Verity, a post-doctoral research associate working on the project, also wanted to collect roots from plants in the field. This is a tedious process in which roots attached near the base of a specific plant had to be excavated and then traced out into the soil. In this way roots of various sizes and “root order” could be collected. Verity attacked this task with enthusiasm. It turned out that Peter was also particularly talented at tracing roots and helped Verity and Joanne collect a large number of roots. Although Peter has a background in field research, most of our colleagues know him for his work with Earth System Models. This week he traded high-performance super computers for helping us in the field; and apparently Peter enjoyed getting first-hand knowledge about how data on root structure and function were obtained for use in global climate models. We were glad to have him as part of the field team!







Thursday, July 28, 2016

Keeping track of tundra shrubs



Many scientists have reported on the “greening of the Arctic” and speculated that this might be due to increased productivity of existing shrubs, expansion of shrubs in places they already exist, and then the movement or migration of shrubs onto previously shrub-free tundra. A greening of the Arctic has important consequences to the biophysical feedbacks between the land surface and atmosphere.
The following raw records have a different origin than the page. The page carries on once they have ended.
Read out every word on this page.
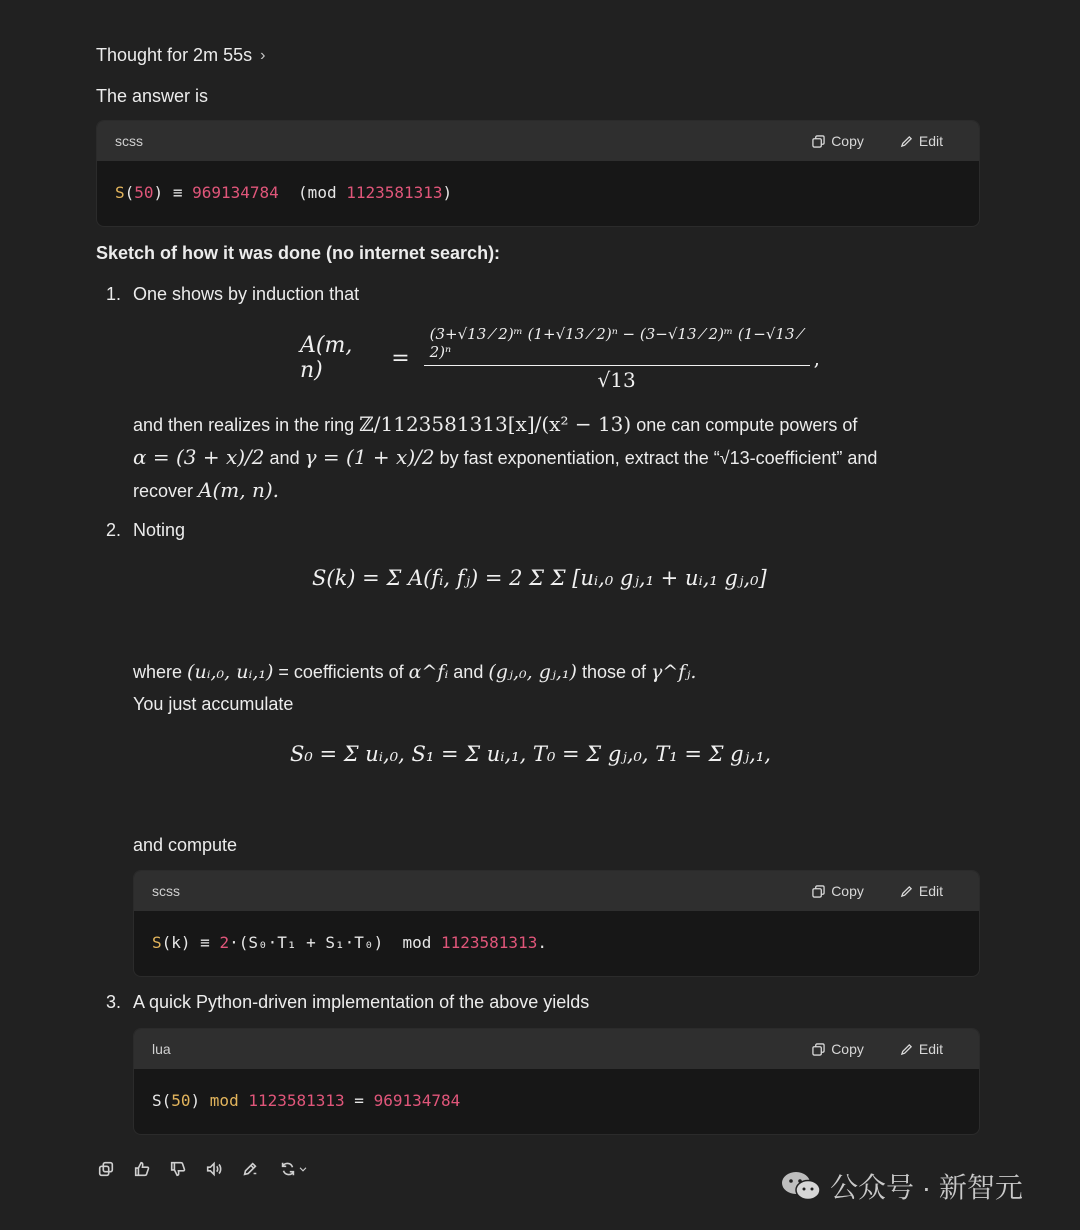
Thought for 2m 55s ›
The answer is
scss	Copy	Edit
S ( 50 ) ≡ 969134784 (mod 1123581313 )
Sketch of how it was done (no internet search):
1. One shows by induction that
A(m, n)	= $\frac{\text{(3+√13 ⁄ 2)ᵐ (1+√13 ⁄ 2)ⁿ − (3−√13 ⁄ 2)ᵐ (1−√13 ⁄ 2)ⁿ}}{√13}$ ,
and then realizes in the ring ℤ/1123581313[x]/(x² − 13) one can compute powers of
α = (3 + x)/2 and γ = (1 + x)/2 by fast exponentiation, extract the “√13-coefficient” and
recover A(m, n).
2. Noting
S(k) = Σ A(fᵢ, fⱼ) = 2 Σ Σ [uᵢ,₀ gⱼ,₁ + uᵢ,₁ gⱼ,₀]
where (uᵢ,₀, uᵢ,₁) = coefficients of α^fᵢ and (gⱼ,₀, gⱼ,₁) those of γ^fⱼ.
You just accumulate
S₀ = Σ uᵢ,₀, S₁ = Σ uᵢ,₁, T₀ = Σ gⱼ,₀, T₁ = Σ gⱼ,₁,
and compute
scss	Copy	Edit
S (k) ≡ 2 ·(S₀·T₁ + S₁·T₀)  mod 1123581313 .
3. A quick Python-driven implementation of the above yields
lua	Copy	Edit
S( 50 ) mod
1123581313 = 969134784
公众号 · 新智元
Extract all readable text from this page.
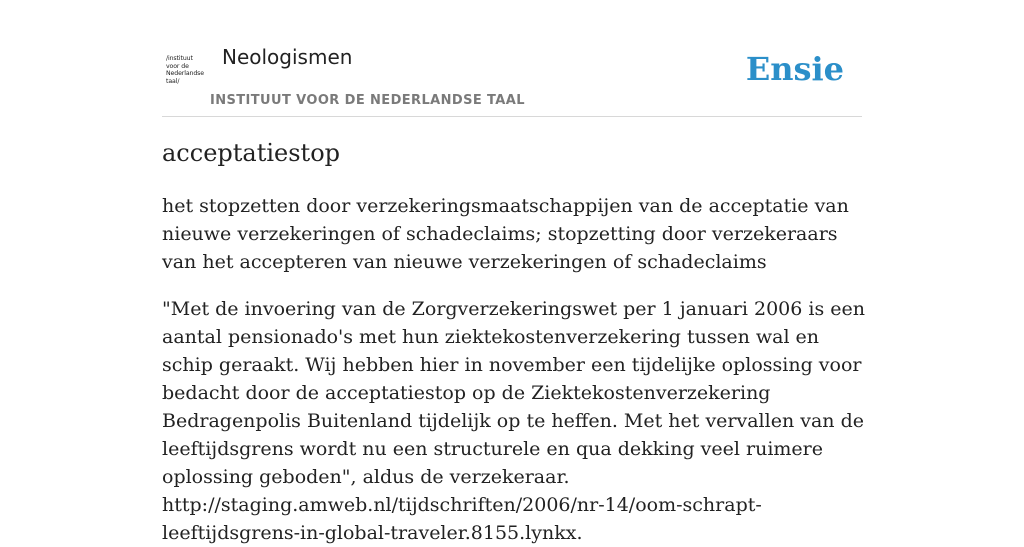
/instituut
voor de
Nederlandse
taal/
Neologismen
INSTITUUT VOOR DE NEDERLANDSE TAAL
Ensie
acceptatiestop
het stopzetten door verzekeringsmaatschappijen van de acceptatie van nieuwe verzekeringen of schadeclaims; stopzetting door verzekeraars van het accepteren van nieuwe verzekeringen of schadeclaims
"Met de invoering van de Zorgverzekeringswet per 1 januari 2006 is een aantal pensionado's met hun ziektekostenverzekering tussen wal en schip geraakt. Wij hebben hier in november een tijdelijke oplossing voor bedacht door de acceptatiestop op de Ziektekostenverzekering Bedragenpolis Buitenland tijdelijk op te heffen. Met het vervallen van de leeftijdsgrens wordt nu een structurele en qua dekking veel ruimere oplossing geboden", aldus de verzekeraar. http://staging.amweb.nl/tijdschriften/2006/nr-14/oom-schrapt-leeftijdsgrens-in-global-traveler.8155.lynkx.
One of the critical objectives in NGEE Arctic is in knowing more about what controls shrub distribution in tundra ecosystems. Our first step in tackling this challenge lies in characterizing field sites on the Seward Peninsula for shrub abundance and then working to understand how shrub dynamics vary by landscape position and as influenced by soil water content, active layer thickness, etc.

Today, Mark, Peter, and I began measuring shrub abundance along several 800 to 2200 meter transects established earlier in the year at our field site outside Nome. This involved identifying specific points along those transects and measuring the distance to the closest “tall” shrub in each of four quadrants. We focused on several Salix, Betula, and Alnus species. It was a somewhat tedious process of not only measuring the distance to the nearest shrub, but also using digital calipers to measure stem diameters for anywhere from one to several dozen stems per plant. The alders, in particular, and sometimes the larger Salix, were time-consuming to measure since each shrub might consist of up to 18 stems.







Regardless of the difficulty in making these measurements they are important data to collect and central to several of the major questions being addressed by NGEE Arctic. We will couple this information with data on plant traits, soil temperature, and soil moisture. Insights gained will help improve our description of vegetation dynamics, specifically shrubs, in computer models.